Eleştiri
tick, tick… BOOM!
Selam Oscar Boy yolcuları! Karnımdan ağrının eksik olmadığı uzun bir ayın ardından yine kürkçü dükkanına dönmüş bulunmaktayım. Bir sonraki maceraya kadar kendi çöplüğümde ötüyor olacağım. Gerçi ihtimaller dahilinde bu çöplüğü iyice yeşillendirmek de var ya neyse, bunları zamanı geldiğinde konuşuruz. Ödül sezonunun yüzünü göstermesiyle birlikte yarışın öznesi olacak yapımlarla da birer ikişer buluşmaya başladık biliyorsunuz ki. Bunlardan biri de, Lin-Manuel Miranda’nın uzun metrajlı bir yapım için kamera arkasına ilk kez geçtiği, Netflix bünyesinde seyirciyle buluşan tick, tick… BOOM! isimli müzikal. Janrın tiyatro sahnesi yordamıyla tanımını değiştiren efsanevi müzikal Rent’i yaratmış Jonathan Larson’ı konu alıyor bu yapım. Başarıya ulaşmadan evvel, yirmili yaşların vazgeçilmezi “belirsizlik” hissinin baskısı altında hem kendi şaheserini yaratmaya gayret ediyor, hem de kariyeri için mücadele verirken özel hayatını bir düzene sokmak için boğuşuyor Larson. 1996’da vefat etmeden evvel solo olarak sahneye de koyduğu bir oyunun uyarlaması aynı zamanda “tick, tick… BOOM!” adındaki yapım. Lin-Manuel Miranda’yla birlikte Larson’ı yaşayan ve yaşatan Andrew Garfield’ın da katkısıyla 2021’de tekrardan vücut buluyor.
Sahne için yazılmış metinlerin en büyük sıkıntısı, adaptasyon sırasında iki farklı medyumda hikâye anlatma sanatı adına çok farklı dinamikler işlendiğinden, organik bir tercüme olmadığı müddetçe sinema hissine bir türlü vakıf olamamamız.
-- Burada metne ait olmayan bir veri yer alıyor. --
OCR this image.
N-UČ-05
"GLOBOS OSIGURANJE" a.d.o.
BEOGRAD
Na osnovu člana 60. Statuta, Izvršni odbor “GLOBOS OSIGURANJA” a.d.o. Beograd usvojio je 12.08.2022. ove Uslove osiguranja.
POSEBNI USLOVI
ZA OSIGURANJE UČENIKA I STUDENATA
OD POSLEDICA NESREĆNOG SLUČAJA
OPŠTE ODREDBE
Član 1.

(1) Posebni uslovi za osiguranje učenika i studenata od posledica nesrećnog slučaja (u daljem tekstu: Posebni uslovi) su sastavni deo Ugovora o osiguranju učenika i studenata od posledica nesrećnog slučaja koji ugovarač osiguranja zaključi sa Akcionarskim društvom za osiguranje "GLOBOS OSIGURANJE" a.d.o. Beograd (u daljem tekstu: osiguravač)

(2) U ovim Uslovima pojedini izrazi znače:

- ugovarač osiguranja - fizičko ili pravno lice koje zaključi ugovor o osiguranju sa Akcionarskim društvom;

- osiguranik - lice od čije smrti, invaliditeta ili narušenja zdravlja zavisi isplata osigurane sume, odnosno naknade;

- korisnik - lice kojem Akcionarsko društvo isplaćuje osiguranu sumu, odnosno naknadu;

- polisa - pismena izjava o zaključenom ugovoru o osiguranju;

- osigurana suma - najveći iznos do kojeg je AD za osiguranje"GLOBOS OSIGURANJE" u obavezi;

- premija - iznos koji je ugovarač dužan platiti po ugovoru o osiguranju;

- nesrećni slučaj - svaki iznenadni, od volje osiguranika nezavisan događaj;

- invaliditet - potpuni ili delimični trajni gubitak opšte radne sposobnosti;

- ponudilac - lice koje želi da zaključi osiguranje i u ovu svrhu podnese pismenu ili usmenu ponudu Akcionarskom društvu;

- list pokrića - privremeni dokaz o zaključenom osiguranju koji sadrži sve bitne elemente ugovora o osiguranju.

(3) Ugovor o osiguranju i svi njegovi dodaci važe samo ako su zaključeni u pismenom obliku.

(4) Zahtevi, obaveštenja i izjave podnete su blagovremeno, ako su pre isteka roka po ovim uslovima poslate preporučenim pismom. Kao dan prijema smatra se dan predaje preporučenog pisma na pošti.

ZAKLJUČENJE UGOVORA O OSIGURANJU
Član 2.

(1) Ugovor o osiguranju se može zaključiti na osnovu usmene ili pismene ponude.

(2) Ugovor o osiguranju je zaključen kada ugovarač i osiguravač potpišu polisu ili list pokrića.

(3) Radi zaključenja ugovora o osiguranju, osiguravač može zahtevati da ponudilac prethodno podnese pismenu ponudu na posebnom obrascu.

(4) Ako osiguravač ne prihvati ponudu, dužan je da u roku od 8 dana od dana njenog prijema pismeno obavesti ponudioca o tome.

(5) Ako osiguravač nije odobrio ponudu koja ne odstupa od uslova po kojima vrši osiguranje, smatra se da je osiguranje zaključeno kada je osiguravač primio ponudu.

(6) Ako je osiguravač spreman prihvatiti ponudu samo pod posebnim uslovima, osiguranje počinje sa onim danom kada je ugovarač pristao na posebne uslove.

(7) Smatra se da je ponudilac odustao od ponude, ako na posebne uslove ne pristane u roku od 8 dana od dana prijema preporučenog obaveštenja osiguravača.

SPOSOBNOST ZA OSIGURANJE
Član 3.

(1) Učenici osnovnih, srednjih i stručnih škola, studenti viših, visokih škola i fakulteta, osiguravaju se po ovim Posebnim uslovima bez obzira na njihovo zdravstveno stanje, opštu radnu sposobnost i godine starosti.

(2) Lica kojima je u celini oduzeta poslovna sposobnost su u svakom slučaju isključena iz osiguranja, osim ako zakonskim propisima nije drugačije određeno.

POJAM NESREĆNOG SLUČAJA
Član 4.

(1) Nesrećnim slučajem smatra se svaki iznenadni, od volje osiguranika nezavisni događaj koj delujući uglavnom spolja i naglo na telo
Yalnız Hamilton ve In the Heights ile Broadway’in tozunu bir hayli yutmuş Miranda’nın kondüktörlüğünde ortaya çıkan sonuç “Bir müzikal beyazperdeye nasıl uyarlanır?” sorusuna cevap verir nitelikte. Her şeyden evvel mekan kullanımı ve üzerine eğilmeyi tercih ettiği temaları açarken iki çalgılı çengili numara arasına sıkıştırılabilecek kolay yöntemlere başvurmaması sebebiyle film, dekorun hızlıca değiştirilebildiği sınırları belirli bir alanda sergileniyormuş hissinden uzaklaşıyor. Burada Larson’ın sıra dışı bir söz yazarı ve öncü olmasının önemi büyük tabii ki de. Kimse konuşmazken AIDS’i, homofobiyi, toplumun içine kazınmış her türlü ayrıştırıcı düşünceyi eserlerine taşıyan bir vizyoner çünkü kendisi. Bu eserinde de çalan her şarkı izlediklerimize yeni bir özet daha çıkmak için değil, başından geçenleri dünyaya baktığı yerden incelemeye aldığı kompozisyonlar olarak karşımıza çıkıyor.
Sanata ve sanatçıya dair her tartışmanın temelinde yatan sorulardan biri olarak kendi deneyimlediğimizi, bildiğimizi anlatmanın getirdiği yetkinliğin de altını çizen bir takım yaşanmışlıklar sonrası çıkarmış Larson bu metni ortaya. Miranda’nın filmi de Broadway sahnesinden geçmiş efsaneleri ağırladığı o şahane restoran sahnesine ev sahipliği yapan filminde en iyi bildiği şey için kolları sıvayıp bir müzikali yönetiyor diyerek bir yol yapabilmek mümkün. Ancak bunun da haricinde dünyanın neresine giderseniz gidin, evrenselliğini asla kaybetmeyecek yirmili yaşlarla ilgili o sancılı varoluşsal sorgulamanın orta yerinden, herkese tanıdık gelebilecek hisler, anılar armağan ediyor. Andrew Garfield’ın kariyer zirvesini gördüğü performansıyla ilgili diyecek ise hiçbir şey yok. Yakın bir tarihte konuk olduğu talk showlardan birinde kendisi de bir sanatçı olan annesini çok yakın zamanda kaybetmiş olmanın acısıyla, matemine sıkı sıkı sarılarak buradaki oyunculuğuyla onu onurlandırdığını söylemişti. Jonathan Larson’la nasıl özdeşleştiğini görünce çekimler sırasında bu duygusal adanmışlığın etkisiyle oynamış olduğunu hissedebiliyorsunuz.